🤖 AI Summary
In privacy-sensitive domains such as clinical NLP, scarce access to real-world annotated data hinders the development of robust de-identification systems. Method: We propose a synthetic data construction paradigm: domain-adapted large language models (LLMs) generate clinical text, and encoder-based NER models (e.g., BERT-CRF) automatically annotate PII entities, yielding synthetic corpora for training de-identification NER models. Contribution/Results: We find that machine annotation quality—not synthetic data scale—determines the upper bound of downstream NER performance; only minimal real data is required for effective LLM domain adaptation. Cross-lingual ablation studies (Swedish/Spanish) show that NER models trained on synthetic data achieve performance close to real-data baselines, with annotation quality being the dominant factor. This work provides an efficient, controllable, and reproducible data substitution framework for privacy-constrained settings.
📝 Abstract
Many sensitive domains -- such as the clinical domain -- lack widely available datasets due to privacy risks. The increasing generative capabilities of large language models (LLMs) have made synthetic datasets a viable path forward. In this study, we domain-adapt LLMs to the clinical domain and generate synthetic clinical texts that are machine-annotated with tags for personally identifiable information using capable encoder-based NER models.
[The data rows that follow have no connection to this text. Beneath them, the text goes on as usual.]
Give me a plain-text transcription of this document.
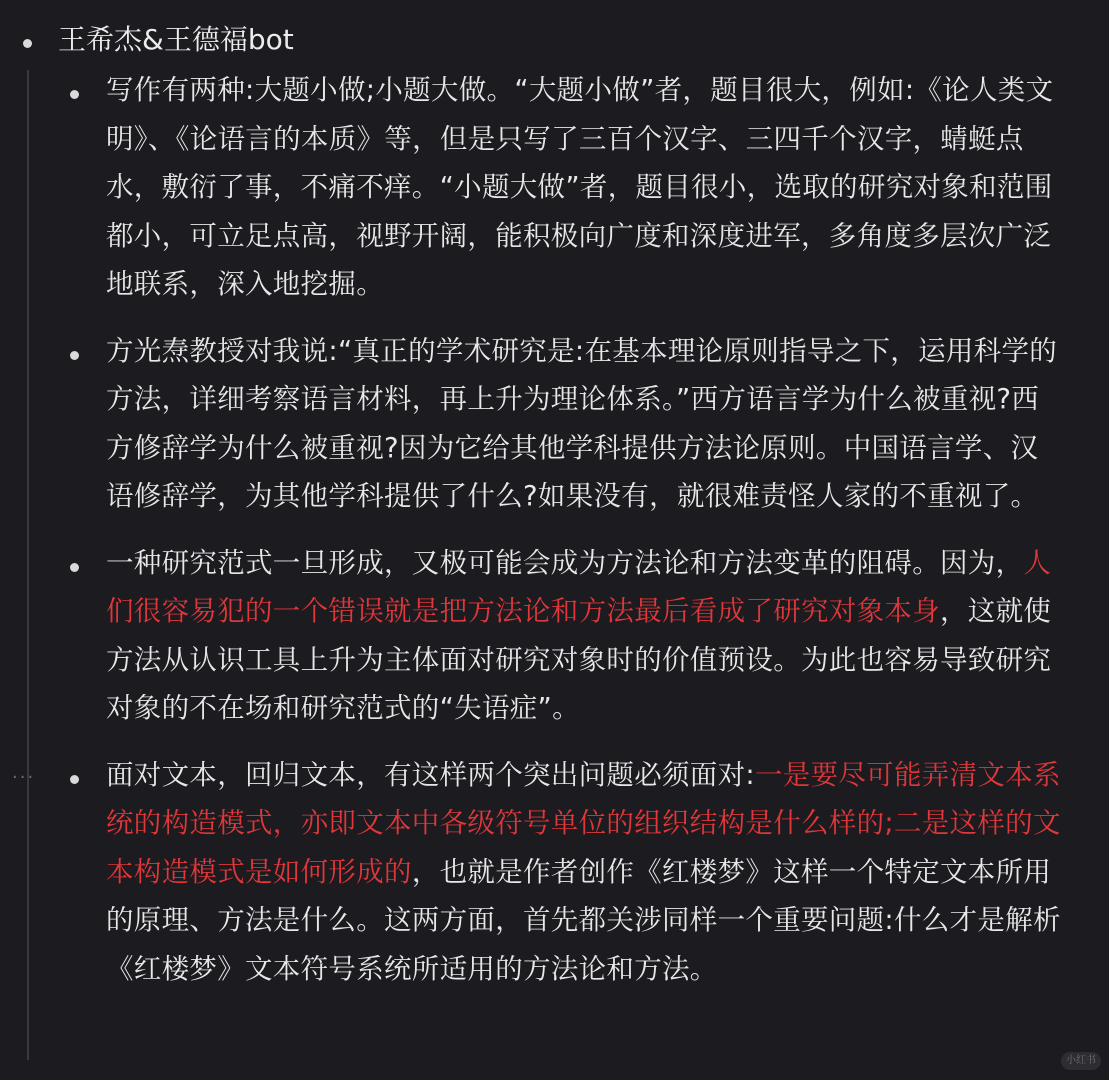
王希杰&王德福bot
写作有两种:大题小做;小题大做。“大题小做”者，题目很大，例如:《论人类文明》、《论语言的本质》等，但是只写了三百个汉字、三四千个汉字，蜻蜓点水，敷衍了事，不痛不痒。“小题大做”者，题目很小，选取的研究对象和范围都小，可立足点高，视野开阔，能积极向广度和深度进军，多角度多层次广泛地联系，深入地挖掘。
方光焘教授对我说:“真正的学术研究是:在基本理论原则指导之下，运用科学的方法，详细考察语言材料，再上升为理论体系。”西方语言学为什么被重视?西方修辞学为什么被重视?因为它给其他学科提供方法论原则。中国语言学、汉语修辞学，为其他学科提供了什么?如果没有，就很难责怪人家的不重视了。
一种研究范式一旦形成，又极可能会成为方法论和方法变革的阻碍。因为，人们很容易犯的一个错误就是把方法论和方法最后看成了研究对象本身，这就使方法从认识工具上升为主体面对研究对象时的价值预设。为此也容易导致研究对象的不在场和研究范式的“失语症”。
···	面对文本，回归文本，有这样两个突出问题必须面对:一是要尽可能弄清文本系统的构造模式，亦即文本中各级符号单位的组织结构是什么样的;二是这样的文本构造模式是如何形成的，也就是作者创作《红楼梦》这样一个特定文本所用的原理、方法是什么。这两方面，首先都关涉同样一个重要问题:什么才是解析《红楼梦》文本符号系统所适用的方法论和方法。
小红书
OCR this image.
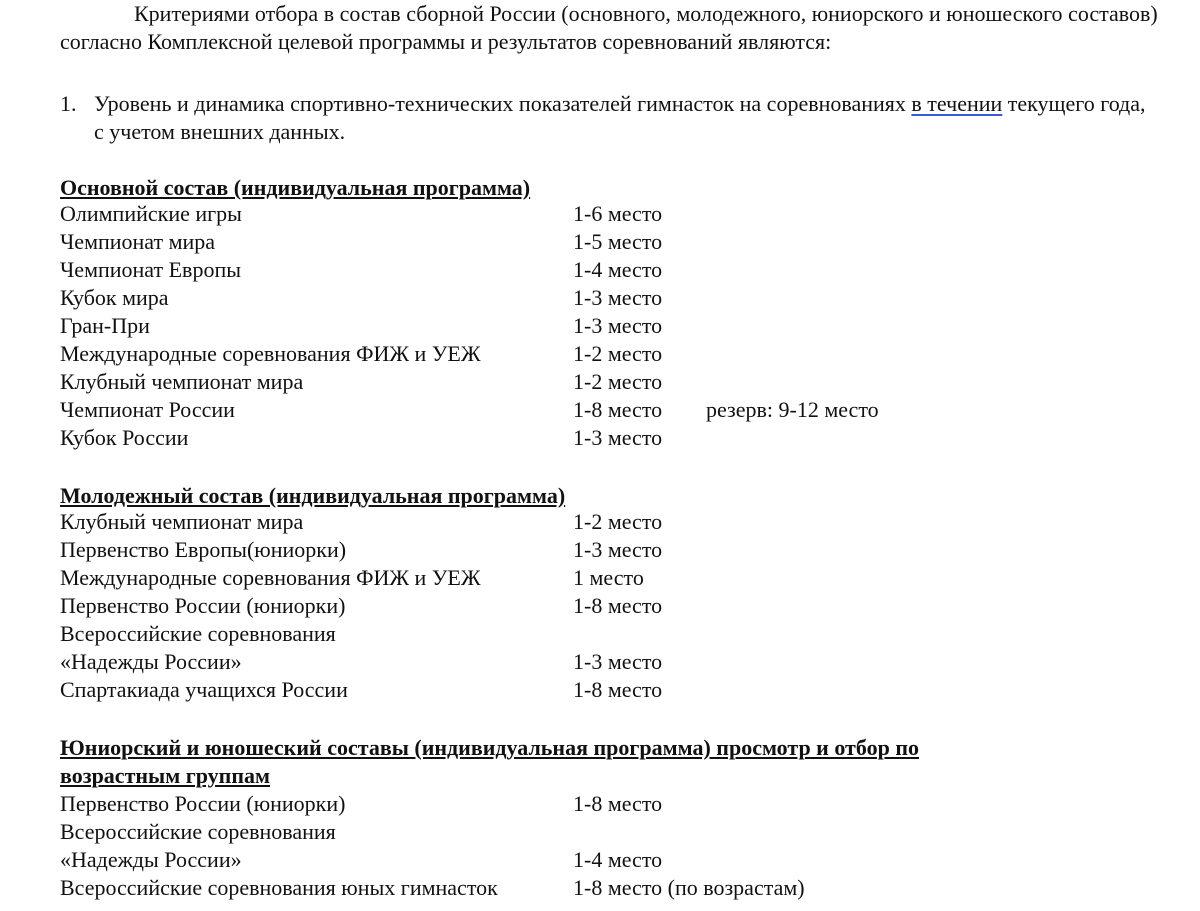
Критериями отбора в состав сборной России (основного, молодежного, юниорского и юношеского составов) согласно Комплексной целевой программы и результатов соревнований являются:

1. Уровень и динамика спортивно-технических показателей гимнасток на соревнованиях в течении текущего года, с учетом внешних данных.
Основной состав (индивидуальная программа)
Олимпийские игры	1-6 место
Чемпионат мира	1-5 место
Чемпионат Европы	1-4 место
Кубок мира	1-3 место
Гран-При	1-3 место
Международные соревнования ФИЖ и УЕЖ	1-2 место
Клубный чемпионат мира	1-2 место
Чемпионат России	1-8 место резерв: 9-12 место
Кубок России	1-3 место
Молодежный состав (индивидуальная программа)
Клубный чемпионат мира	1-2 место
Первенство Европы(юниорки)	1-3 место
Международные соревнования ФИЖ и УЕЖ	1 место
Первенство России (юниорки)	1-8 место
Всероссийские соревнования
«Надежды России»	1-3 место
Спартакиада учащихся России	1-8 место
Юниорский и юношеский составы (индивидуальная программа) просмотр и отбор по возрастным группам
Первенство России (юниорки)	1-8 место
Всероссийские соревнования
«Надежды России»	1-4 место
Всероссийские соревнования юных гимнасток	1-8 место (по возрастам)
The synthetic corpora are then used to train synthetic NER models. The results show that training NER models using synthetic corpora incurs only a small drop in predictive performance. The limits of this process are investigated in a systematic ablation study -- using both Swedish and Spanish data. Our analysis shows that smaller datasets can be sufficient for domain-adapting LLMs for data synthesis. Instead, the effectiveness of this process is almost entirely contingent on the performance of the machine-annotating NER models trained using the original data.